With this in mind, it doesn’t have to be one or the other, as banks and financial institutions can improve their sustainability practices for physical cards whilst still abiding to the growing adoption of digital cards. Adopting sustainable practices will help banks and financial institutions adhere to ISO 14001 requirements, an internationally agreed standard that maps out the requirements for an environmental management system. What’s more, expected regulation and oversight following the Paris Agreement further highlights the need for banks and financial institutions to take action on sustainable practices. Such requirements outline ways for the sector to improve environmental actions by being more efficient with resources to reduce waste. Reducing the number of resources being used for printing cash or physical cards, for example, will not only improve company sustainability, but also lower production costs.
A further benefit for banks and financial institutions lies in the ability to make physical cards more sustainable by improving durability to extend their lifetime and, where possible, explore eco-friendly card substrates. Today, most payment cards are not biodegradable and, therefore, need to be disposed of in a manner that can be wasteful. Card manufacturers are working on more environmentally-friendly materials to reduce their carbon footprint in the future. Producing cards with durable graphics technology extends card life, meaning lower demand for new cards, fewer materials needed in the production of cards and card printers, and of course less waste. Additionally, extending the life of physical cards will help with the ongoing supply issues regarding chip shortages.
A more sustainable banking sector
Over the next few years, we can expect to see a continuation of the post-pandemic trend of cashless and e-commerce transactions. This paints a positive picture for sustainable payments as the ongoing adoption of alternative payments means a reduction in carbon emissions. Most importantly, banks and institutions can already incorporate more sustainable practices, such as printing cards in-house, and only when required, for near-immediate distribution to keep up the pace of instant e-wallets, while switching to more sustainable printing materials and practices.

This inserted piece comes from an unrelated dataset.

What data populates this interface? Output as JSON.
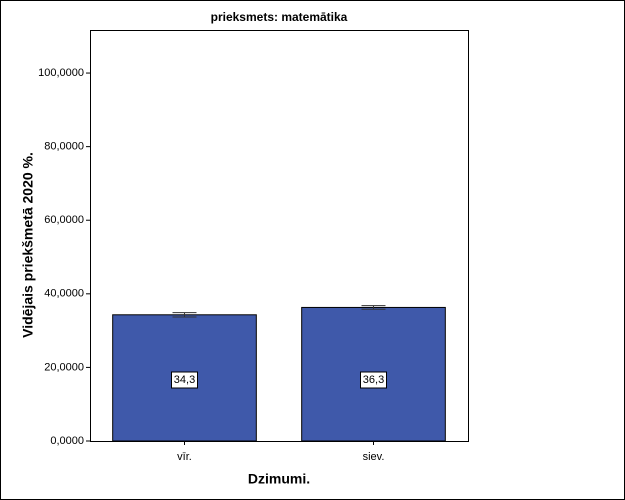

What’s clear is that contrary to belief, the subject of sustainable payments is not a case of simply switching to digital payments and eliminating the physical card altogether. It’s about increasing the sustainability of physical cards to keep financial accessibility for every consumer in mind. This should be the next stop for banks and financial institutions on their journey to a more sustainable sector – one where we look after all of our consumers’ needs in today’s society.